Evaluations : Skema, un modèle financier « solide », selon le Hcéres

by Olivier Rollot

Le rapport d’évaluation de Skema que publie le Hcéres (Haut Conseil de l’évaluation de la recherche et de l’enseignement supérieur) insiste sur la force d’une stratégie articulée autour de trois axes — avant-garde, engagement, internationalisation — déployée via le plan SKY25. SKEMA bénéficie d’une forte dynamique d’attractivité, illustrée par son classement SIGEM (6e place) et la hausse continue du nombre d’étudiants, notamment internationaux (42 % en 2024). Reconnue EESPIG depuis 2015, l’école compte près de 9 800 étudiants et opère sur trois campus français et six campus internationaux, de la Chine aux États-Unis en passant par l’Afrique du Sud.

Sur le plan financier, l’école « présente un modèle solide » avec un résultat net positif, la maîtrise des charges et des investissements ciblés. En 2023-2024, la masse salariale représente 44 % du budget, répartie à hauteur de 60 % pour les enseignants et 40 % pour les personnels administratifs. Les dépenses de fonctionnement, incluant la gestion des campus et les outils numériques comme l’ERP Oracle, s’élèvent

à 52 %. Les investissements ont été limités à 4 % du budget au cours du même exercice, en raison de la nécessité d’amortir deux projets majeurs réalisés en 2021-2022 : la rénovation des campus et le développement des sites à l’international. Cette maîtrise des équilibres budgétaires s’est traduite par un résultat net positif de 1,1 million d’euros en 2023-2024.

Mais sa dépendance aux frais de scolarité — 87 % des recettes en 2023-2024 avec une progression significative de 55 % depuis la précédente évaluation, — constitue un « point de vigilance majeur ». Le HCERES recommande donc de diversifier les sources de financement : formation continue, mécénat, financements européens.

Un développement territorial affirmé mais contrasté. Le rapport met en lumière une politique de site ambitieuse : coopérations renforcées avec l’Université Côte d’Azur (doctorat, recherche, institut 3IA), partenariats structurants avec Centrale Lille, ITEEM ou l’ENSAM Lille. À l’inverse, les relations avec l’Université de Lille restent rompues malgré les recommandations de 2019

À l’international, SKEMA poursuit une stratégie de multiplication des campus, permettant des parcours multiculturels riches. Mais le comité alerte sur deux risques : une visibilité insuffisante dans certains pays et une possible « cannibalisation » des campus français par les flux d’étudiants internationaux, susceptibles de réduire l’accès des étudiants français aux programmes.

Une recherche en forte progression.

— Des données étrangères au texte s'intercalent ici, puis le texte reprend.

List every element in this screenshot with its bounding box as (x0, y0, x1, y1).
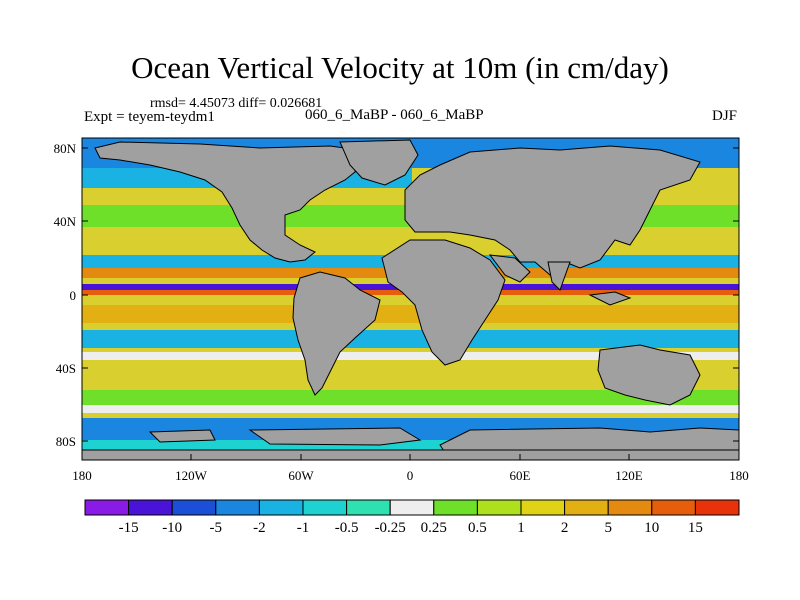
land-antarctica-west (148, 429, 216, 443)
colorbar-label: -0.5 (335, 520, 359, 536)
colorbar-label: 15 (688, 520, 703, 536)
colorbar-box (607, 499, 653, 516)
band-antarctic-cyan (82, 440, 739, 450)
lon-ticks (81, 454, 740, 460)
colorbar-label: 5 (604, 520, 612, 536)
colorbar-box (84, 499, 130, 516)
land-india (547, 261, 571, 291)
colorbar-label: -1 (297, 520, 310, 536)
lat-label: 40S (56, 361, 76, 376)
colorbar-box (302, 499, 348, 516)
colorbar-box (258, 499, 304, 516)
rmsd-stats: rmsd= 4.45073 diff= 0.026681 (150, 96, 323, 111)
colorbar-label: 0.25 (421, 520, 447, 536)
colorbar-box (389, 499, 435, 516)
land-south-america (292, 271, 381, 396)
colorbar-label: -2 (253, 520, 266, 536)
colorbar-label: -0.25 (375, 520, 406, 536)
plot-title: Ocean Vertical Velocity at 10m (in cm/da… (131, 50, 669, 85)
colorbar-box (694, 499, 740, 516)
lon-label: 180 (72, 468, 92, 483)
land-greenland (339, 139, 419, 186)
colorbar-box (433, 499, 478, 516)
lat-ticks (82, 147, 739, 442)
band-southern-white (82, 352, 739, 360)
lat-label: 0 (70, 288, 77, 303)
lon-label: 120W (175, 468, 208, 483)
lon-label: 180 (729, 468, 749, 483)
lat-label: 80S (56, 434, 76, 449)
colorbar-label: -10 (162, 520, 182, 536)
colorbar-box (128, 499, 173, 516)
colorbar-box (171, 499, 217, 516)
lon-label: 60W (288, 468, 314, 483)
land-eurasia (404, 145, 701, 276)
lat-label: 40N (54, 214, 77, 229)
colorbar-label: 2 (561, 520, 569, 536)
colorbar-labels: -15 -10 -5 -2 -1 -0.5 -0.25 0.25 0.5 1 2 5 10 15 (119, 520, 703, 536)
colorbar-label: 0.5 (468, 520, 487, 536)
colorbar-label: -15 (119, 520, 139, 536)
colorbar-box (215, 499, 260, 516)
land-africa (381, 239, 506, 366)
colorbar-box (346, 499, 391, 516)
land-antarctica-center (248, 427, 422, 446)
colorbar-box (651, 499, 696, 516)
lat-label: 80N (54, 141, 77, 156)
land-australia (597, 344, 701, 406)
colorbar-label: 10 (644, 520, 659, 536)
colorbar-label: 1 (517, 520, 525, 536)
colorbar-label: -5 (210, 520, 223, 536)
band-southern-green (82, 390, 739, 405)
lon-label: 60E (510, 468, 531, 483)
colorbar-box (564, 499, 609, 516)
land-indonesia (588, 291, 632, 306)
lon-label: 120E (615, 468, 643, 483)
band-subtropic-s (82, 330, 739, 348)
experiment-label: Expt = teyem-teydm1 (84, 109, 215, 125)
season-label: DJF (712, 108, 738, 124)
colorbar-box (520, 499, 566, 516)
land-arabia (488, 254, 531, 283)
colorbar-boxes (84, 499, 740, 516)
experiment-names: 060_6_MaBP - 060_6_MaBP (305, 107, 484, 123)
lon-label: 0 (407, 468, 414, 483)
band-south-equatorial (82, 305, 739, 323)
colorbar-box (476, 499, 522, 516)
band-southern-white2 (82, 405, 739, 413)
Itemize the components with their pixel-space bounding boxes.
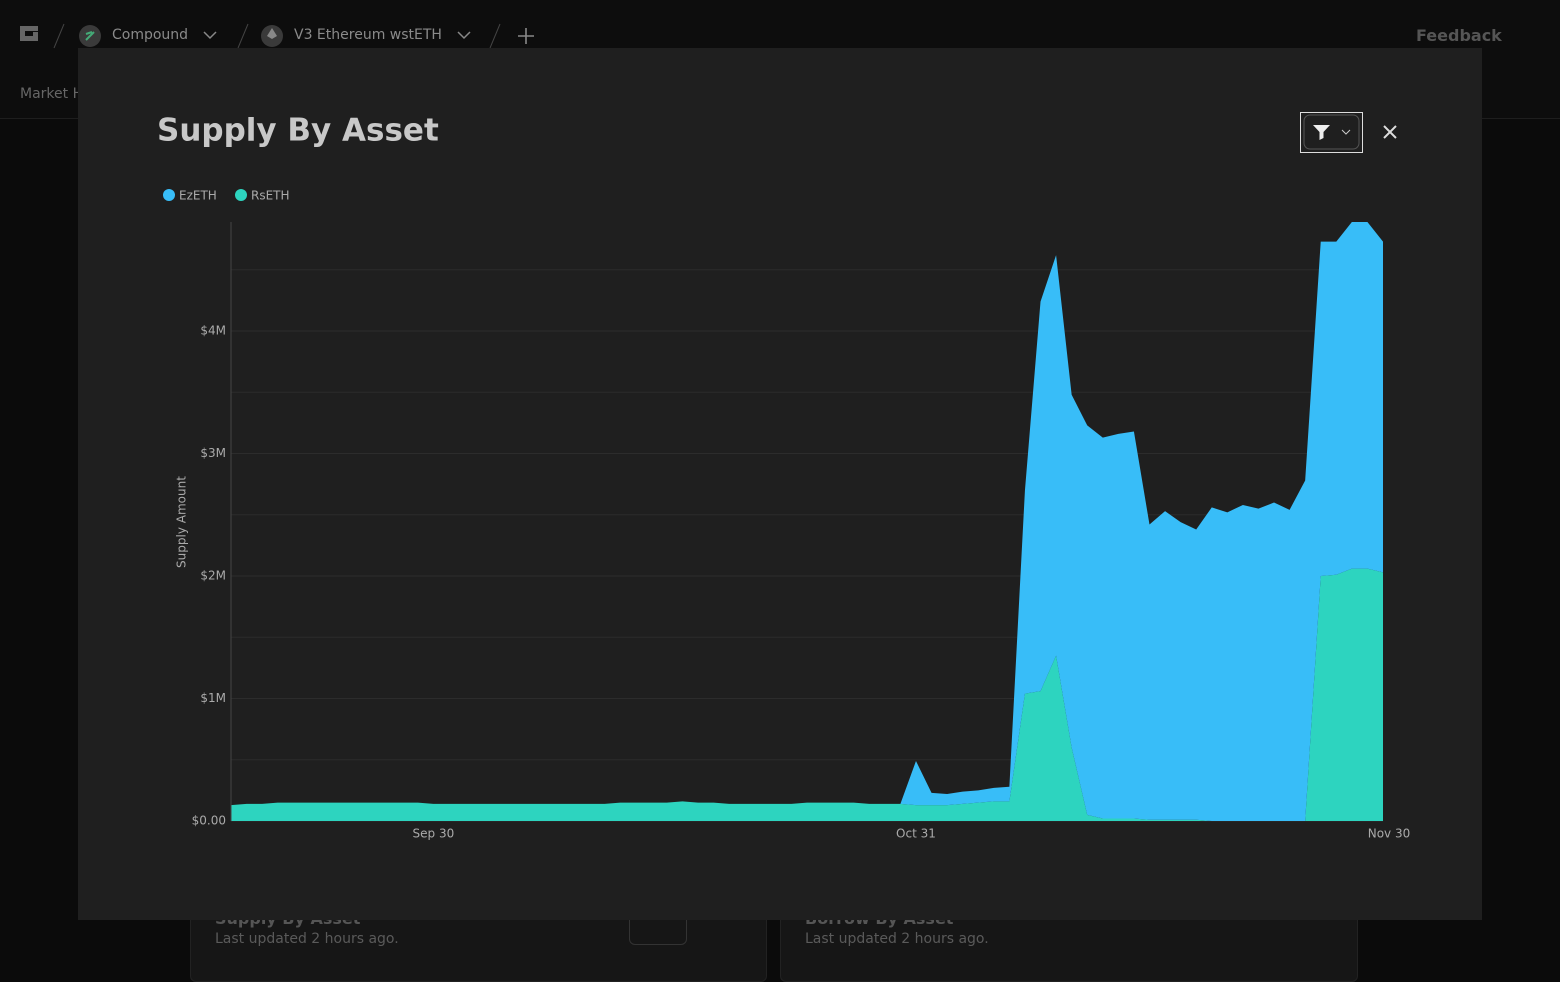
y-tick-label: $1M — [200, 691, 226, 705]
x-tick-label: Sep 30 — [413, 827, 455, 841]
y-tick-label: $4M — [200, 324, 226, 338]
legend-marker — [163, 189, 175, 201]
modal-title: Supply By Asset — [157, 113, 439, 149]
feedback-button[interactable]: Feedback — [1416, 26, 1502, 45]
y-tick-label: $2M — [200, 569, 226, 583]
legend-label: RsETH — [251, 189, 290, 203]
protocol-selector[interactable]: Compound — [112, 27, 189, 43]
y-tick-label: $3M — [200, 446, 226, 460]
filter-icon — [1313, 125, 1330, 140]
legend-marker — [235, 189, 247, 201]
card-updated: Last updated 2 hours ago. — [805, 931, 989, 947]
market-selector[interactable]: V3 Ethereum wstETH — [294, 27, 442, 43]
logo[interactable] — [18, 24, 42, 48]
y-axis-label: Supply Amount — [175, 476, 189, 568]
area — [231, 222, 1383, 821]
filter-focus — [1300, 112, 1363, 153]
tab[interactable]: Market H — [20, 86, 84, 102]
close-button[interactable] — [1383, 125, 1397, 139]
card-updated: Last updated 2 hours ago. — [215, 931, 399, 947]
x-tick-label: Oct 31 — [896, 827, 936, 841]
y-tick-label: $0.00 — [192, 814, 226, 828]
legend-label: EzETH — [179, 189, 217, 203]
chevron — [1341, 129, 1351, 135]
breadcrumb-icons — [53, 23, 534, 49]
x-tick-label: Nov 30 — [1368, 827, 1411, 841]
filter-button[interactable] — [1303, 114, 1360, 150]
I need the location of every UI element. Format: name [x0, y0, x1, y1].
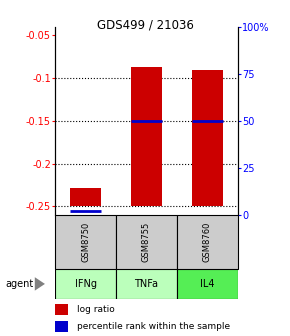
Bar — [177, 269, 238, 299]
Text: percentile rank within the sample: percentile rank within the sample — [77, 322, 230, 331]
Text: IFNg: IFNg — [75, 279, 97, 289]
Bar — [70, 188, 101, 207]
Text: GSM8760: GSM8760 — [203, 222, 212, 262]
Bar — [192, 70, 222, 207]
Text: GSM8750: GSM8750 — [81, 222, 90, 262]
Text: IL4: IL4 — [200, 279, 215, 289]
Bar — [116, 269, 177, 299]
Text: GDS499 / 21036: GDS499 / 21036 — [97, 18, 193, 32]
Bar — [55, 304, 68, 315]
Bar — [55, 269, 116, 299]
Bar — [55, 321, 68, 332]
Text: log ratio: log ratio — [77, 305, 114, 314]
Bar — [131, 67, 162, 207]
Bar — [55, 215, 116, 269]
Bar — [177, 215, 238, 269]
Text: TNFa: TNFa — [135, 279, 158, 289]
Text: GSM8755: GSM8755 — [142, 222, 151, 262]
Text: agent: agent — [6, 279, 34, 289]
Bar — [116, 215, 177, 269]
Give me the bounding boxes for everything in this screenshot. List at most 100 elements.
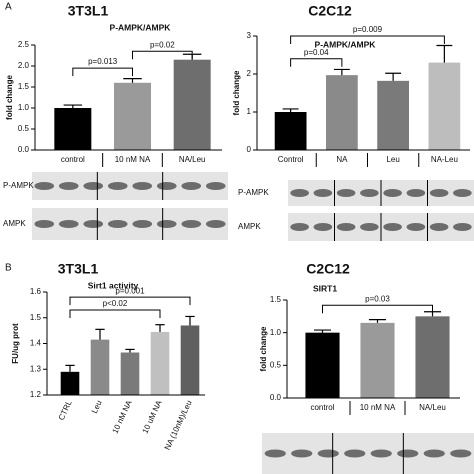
blot-band [58, 220, 79, 228]
blot-band [34, 182, 55, 190]
y-tick-label: 1.5 [270, 295, 282, 304]
chart-title: C2C12 [308, 3, 352, 19]
y-tick-label: 3 [247, 31, 252, 40]
chart-title: 3T3L1 [68, 3, 109, 19]
blot-band [336, 189, 356, 197]
blot-band [450, 449, 472, 458]
significance-label: p=0.001 [115, 286, 145, 295]
y-tick-label: 1.6 [30, 287, 42, 296]
blot-band [423, 449, 445, 458]
x-tick-label: NA/Leu [419, 403, 446, 412]
blot-band [313, 223, 333, 231]
y-axis-label: fold change [5, 75, 14, 120]
blot-band [397, 449, 419, 458]
blot-band [291, 449, 313, 458]
blot-band [406, 189, 426, 197]
y-tick-label: 0.5 [18, 124, 30, 133]
chart-title: 3T3L1 [58, 261, 99, 277]
y-tick-label: 1.2 [30, 390, 42, 399]
bar [90, 339, 110, 395]
blot-band [406, 223, 426, 231]
y-tick-label: 2.0 [18, 61, 30, 70]
y-tick-label: 1.3 [30, 364, 42, 373]
blot-band [383, 223, 402, 231]
panel-label: B [5, 263, 12, 274]
blot-band [344, 449, 366, 458]
significance-label: p=0.009 [353, 25, 383, 34]
y-tick-label: 0.0 [270, 393, 282, 402]
x-tick-label: control [61, 155, 85, 164]
blot-band [34, 220, 55, 228]
significance-label: p=0.04 [304, 48, 329, 57]
bar [305, 332, 340, 398]
blot-label: AMPK [238, 222, 261, 231]
blot-band [83, 182, 104, 190]
y-tick-label: 0.0 [18, 145, 30, 154]
x-tick-label: Leu [386, 155, 399, 164]
y-tick-label: 2 [247, 69, 252, 78]
significance-bracket [69, 309, 161, 319]
bar [415, 316, 450, 398]
y-tick-label: 1.5 [30, 313, 42, 322]
blot-band [429, 189, 449, 197]
bar [325, 75, 358, 150]
y-tick-label: 1.5 [18, 82, 30, 91]
bar [360, 322, 395, 398]
y-axis-label: fold change [232, 70, 241, 115]
blot-band [156, 182, 177, 190]
bar [54, 108, 92, 150]
blot-band [107, 182, 128, 190]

Depuis la création du SKEMA Research Center en 2021, l’école a structuré son activité autour de sept axes thématiques. La production scientifique progresse d’environ 7 % par an et les publications de haut niveau augmentent nettement (16 par an en catégorie 1 contre une seule en 2018-2019).

Trois programmes de PhD, adossés à des partenaires académiques (Dauphine, UniCA, Louvain), témoignent de l’ambition doctorale. La labellisation DD&RS obtenue en 2023 illustre également la volonté d’intégrer les enjeux sociétaux dans la stratégie scientifique.

Un modèle pédagogique innovant, mais perfectible. Le plan « SKEMA Way of Learning » se structure autour de l’IA, de la personnalisation des parcours et de l’interdisciplinarité. L’école a créé plusieurs écoles thématiques — Law, Design, AI, Geopolitics — pensées comme leviers d’hybridation, mais encore insuffisamment intégrées à la gouvernance académique.

Le HCERES « salue la flexibilité des parcours mais note une faible visibilité de ces dispositifs auprès des candidats ». Quant à l’utilisation de l’IA en pédagogie, elle « reste à un stade précoce malgré les investissements réalisés ».

Des fragilités organisationnelles persistantes. Le rapport pointe une complexité organisationnelle qui pèse sur les équipes : superposition des instances, procédures multiples, outils de pilotage non interconnectés (Oracle ERP, Tagetik). La surcharge de travail se manifeste dans les fonctions support comme chez les enseignants-chercheurs, avec un risque d’impact sur la qualité pédagogique et la recherche.

Le comité recommande :
• une clarification des responsabilités entre gouvernance centrale et directions internationales ;
• une cartographie des instances ;
• un suivi structuré de la charge de travail ;
• une évaluation des risques psychosociaux avant tout nouveau projet d’envergure.

  • En conclusion, le HCERES estime que SKEMA satisfait pleinement aux exigences du statut EESPIG : qualité des formations, recherche soutenue, stratégie territoriale et internationale cohérente. Seule la dépendance financière aux droits d’inscription appelle une vigilance renforcée.